Contudo, quando confrontados com a decisão de apagar os dados em troca de dinheiro, as pessoas prescindem destas recordações – por exemplo, fotografias - por qualquer coisa como €10,37.

O estudo Risking data heartache: it hurts to lose the data you love da Kaspersky Lab, que analisa a relação das pessoas com os dados que guardam nos dispositivos móveis e o que fazem para os manter seguros, indica mais precisamente que mais de dois quintos dos inquiridos, afirma que não teria como recuperar fotografias e vídeos de viagens (45%), dos seus filhos (44%) ou deles próprios (40%).

A empresa perguntou também quão stressantes seriam determinados cenários, incluindo a doença de um familiar, o final de uma relação amorosa, um acidente de carro e a perda de fotografias digitais, contactos, etc. Em todos os países estudados, a doença de um familiar é a situação que mais ansiedade e preocupação geraria.

O roubo ou perda de um dispositivo - e a consequente perda das fotografias digitais – foi o segundo e terceiro cenário mais valorizado (dependendo dos países) ficando o acidente de carro, o fim da relação com um parceiro, um mau dia no trabalho ou uma briga com um familiar ou amigo mais para baixo na lista de episódios stressantes.

Contudo, a experiência conduzida para a Kaspersky Lab por psicólogos da Universidade de Wuerzburg também mostrou aos investigadores uma conclusão contraditória: ainda que admitam amar os seus dados, as pessoas estão disponíveis para vendê-los por muito pouco.

Os participantes nesta experiência foram convidados a pedir um valor, em dinheiro, pelos dados guardados nos seus smartphones – incluindo fotografias de família e amigos, contactos e documentos pessoais.
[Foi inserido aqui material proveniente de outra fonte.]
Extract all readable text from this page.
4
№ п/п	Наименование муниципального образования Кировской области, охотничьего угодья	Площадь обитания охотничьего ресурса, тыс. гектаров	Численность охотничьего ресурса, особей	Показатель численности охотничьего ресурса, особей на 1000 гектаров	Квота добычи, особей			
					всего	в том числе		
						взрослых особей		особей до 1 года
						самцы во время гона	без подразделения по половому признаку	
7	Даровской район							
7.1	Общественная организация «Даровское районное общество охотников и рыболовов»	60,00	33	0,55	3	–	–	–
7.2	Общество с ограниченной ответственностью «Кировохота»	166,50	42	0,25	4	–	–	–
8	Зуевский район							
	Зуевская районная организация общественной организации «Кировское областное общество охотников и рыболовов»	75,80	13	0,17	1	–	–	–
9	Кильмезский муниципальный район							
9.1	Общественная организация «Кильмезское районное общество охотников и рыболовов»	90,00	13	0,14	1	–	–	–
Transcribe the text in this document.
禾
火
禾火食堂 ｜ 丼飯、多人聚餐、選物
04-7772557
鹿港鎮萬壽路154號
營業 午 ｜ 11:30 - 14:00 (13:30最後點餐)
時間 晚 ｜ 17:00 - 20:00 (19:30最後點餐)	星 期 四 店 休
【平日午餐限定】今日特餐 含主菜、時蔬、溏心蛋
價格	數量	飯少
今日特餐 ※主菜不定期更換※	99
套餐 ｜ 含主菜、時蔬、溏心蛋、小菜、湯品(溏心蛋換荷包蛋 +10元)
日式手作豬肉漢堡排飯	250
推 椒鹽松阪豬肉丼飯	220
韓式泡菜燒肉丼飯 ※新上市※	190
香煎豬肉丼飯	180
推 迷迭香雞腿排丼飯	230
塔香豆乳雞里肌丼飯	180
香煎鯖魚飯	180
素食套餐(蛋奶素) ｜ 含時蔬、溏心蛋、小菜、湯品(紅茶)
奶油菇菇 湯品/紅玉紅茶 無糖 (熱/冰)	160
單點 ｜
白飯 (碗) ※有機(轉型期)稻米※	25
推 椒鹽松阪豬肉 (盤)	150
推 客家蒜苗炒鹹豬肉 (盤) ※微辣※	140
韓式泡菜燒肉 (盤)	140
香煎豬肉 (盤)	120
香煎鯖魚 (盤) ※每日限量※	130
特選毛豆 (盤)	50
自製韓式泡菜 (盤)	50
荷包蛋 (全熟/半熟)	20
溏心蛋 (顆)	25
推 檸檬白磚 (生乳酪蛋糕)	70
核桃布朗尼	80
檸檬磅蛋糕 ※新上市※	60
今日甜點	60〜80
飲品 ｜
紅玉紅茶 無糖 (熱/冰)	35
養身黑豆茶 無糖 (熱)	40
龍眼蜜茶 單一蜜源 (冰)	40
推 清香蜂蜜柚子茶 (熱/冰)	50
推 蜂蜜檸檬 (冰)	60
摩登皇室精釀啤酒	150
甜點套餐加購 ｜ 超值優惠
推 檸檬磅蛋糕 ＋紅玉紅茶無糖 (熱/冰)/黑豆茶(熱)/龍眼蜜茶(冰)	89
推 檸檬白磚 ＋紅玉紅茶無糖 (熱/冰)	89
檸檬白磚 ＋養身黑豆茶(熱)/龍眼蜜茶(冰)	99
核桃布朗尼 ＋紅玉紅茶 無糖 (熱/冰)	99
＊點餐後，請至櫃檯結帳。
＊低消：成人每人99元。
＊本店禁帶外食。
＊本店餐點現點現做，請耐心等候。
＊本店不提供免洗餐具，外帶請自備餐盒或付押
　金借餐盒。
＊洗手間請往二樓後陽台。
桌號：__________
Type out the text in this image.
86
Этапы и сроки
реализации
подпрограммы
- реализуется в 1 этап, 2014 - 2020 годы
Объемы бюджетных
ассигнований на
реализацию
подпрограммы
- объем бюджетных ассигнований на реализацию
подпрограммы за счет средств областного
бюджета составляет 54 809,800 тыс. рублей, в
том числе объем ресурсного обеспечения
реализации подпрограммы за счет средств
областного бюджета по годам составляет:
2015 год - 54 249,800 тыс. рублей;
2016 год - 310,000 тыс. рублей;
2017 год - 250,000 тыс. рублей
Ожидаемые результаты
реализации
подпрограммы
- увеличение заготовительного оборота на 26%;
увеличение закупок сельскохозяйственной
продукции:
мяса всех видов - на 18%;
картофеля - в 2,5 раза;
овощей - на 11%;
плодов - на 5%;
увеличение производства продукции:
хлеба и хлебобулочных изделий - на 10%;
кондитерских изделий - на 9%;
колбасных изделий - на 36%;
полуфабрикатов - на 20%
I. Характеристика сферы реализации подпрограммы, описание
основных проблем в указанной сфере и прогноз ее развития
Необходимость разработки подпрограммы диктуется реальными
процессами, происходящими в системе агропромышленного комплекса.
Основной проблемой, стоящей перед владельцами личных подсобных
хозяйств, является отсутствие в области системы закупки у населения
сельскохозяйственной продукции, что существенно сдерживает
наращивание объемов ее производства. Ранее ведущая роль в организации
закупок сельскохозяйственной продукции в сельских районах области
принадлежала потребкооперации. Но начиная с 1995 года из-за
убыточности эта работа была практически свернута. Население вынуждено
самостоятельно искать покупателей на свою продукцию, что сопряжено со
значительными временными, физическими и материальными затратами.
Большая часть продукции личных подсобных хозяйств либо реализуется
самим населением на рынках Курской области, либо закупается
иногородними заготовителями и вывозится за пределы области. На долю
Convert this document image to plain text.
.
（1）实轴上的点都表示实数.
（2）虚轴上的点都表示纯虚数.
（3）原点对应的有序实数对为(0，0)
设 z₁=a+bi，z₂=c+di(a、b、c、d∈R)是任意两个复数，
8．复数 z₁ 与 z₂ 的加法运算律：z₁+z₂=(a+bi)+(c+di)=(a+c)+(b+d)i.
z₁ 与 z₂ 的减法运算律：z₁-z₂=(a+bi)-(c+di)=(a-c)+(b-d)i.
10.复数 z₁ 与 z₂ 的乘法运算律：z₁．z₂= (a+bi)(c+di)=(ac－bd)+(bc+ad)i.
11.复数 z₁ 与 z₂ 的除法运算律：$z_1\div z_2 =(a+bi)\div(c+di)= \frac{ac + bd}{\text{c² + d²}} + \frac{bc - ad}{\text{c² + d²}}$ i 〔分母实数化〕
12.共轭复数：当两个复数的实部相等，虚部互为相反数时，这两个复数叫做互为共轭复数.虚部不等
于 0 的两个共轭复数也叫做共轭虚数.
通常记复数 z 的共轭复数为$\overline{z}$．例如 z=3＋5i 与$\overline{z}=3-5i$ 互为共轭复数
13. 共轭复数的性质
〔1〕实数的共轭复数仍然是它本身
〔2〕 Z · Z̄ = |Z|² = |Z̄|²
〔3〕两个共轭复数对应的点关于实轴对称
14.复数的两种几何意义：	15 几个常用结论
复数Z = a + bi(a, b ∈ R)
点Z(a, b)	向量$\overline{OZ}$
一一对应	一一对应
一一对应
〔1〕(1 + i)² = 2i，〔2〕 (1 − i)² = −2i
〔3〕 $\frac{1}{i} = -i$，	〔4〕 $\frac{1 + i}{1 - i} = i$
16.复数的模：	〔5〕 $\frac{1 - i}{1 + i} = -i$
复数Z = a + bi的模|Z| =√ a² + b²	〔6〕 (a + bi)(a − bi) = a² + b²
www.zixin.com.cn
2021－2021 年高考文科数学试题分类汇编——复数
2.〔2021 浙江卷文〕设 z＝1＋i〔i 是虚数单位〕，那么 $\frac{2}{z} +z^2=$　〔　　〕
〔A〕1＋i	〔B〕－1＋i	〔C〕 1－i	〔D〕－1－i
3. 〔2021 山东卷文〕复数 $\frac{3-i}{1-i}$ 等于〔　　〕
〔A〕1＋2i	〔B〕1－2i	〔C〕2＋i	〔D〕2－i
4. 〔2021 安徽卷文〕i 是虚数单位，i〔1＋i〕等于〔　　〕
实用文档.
Surpreendentemente, os montantes pedidos estiveram bastante abaixo do expectável, tendo em conta a preocupação em perdê-los que revelaram no inquérito.

Os participantes tendem a pedir mais dinheiro pela informação financeira e de pagamentos (em média, 13,33€) do que por outro tipo de dados. Os contactos valem 11,89€ em média e as fotos, em geral, seriam vendidas por um valor médio de 10,37€.

Para além disto, a experiência mostrou que são precisamente as suas memórias mais preciosas que as pessoas têm disponíveis para trocar por dinheiro. Quando lhes foi oferecido dinheiro (com base nos montantes acima indicados) para apagar os seus dados (na verdade, nada acabou por ser apagado), fotos de família, amigos, deles próprios e documentos pessoais foram as categorias mais mencionadas para posterior eliminação.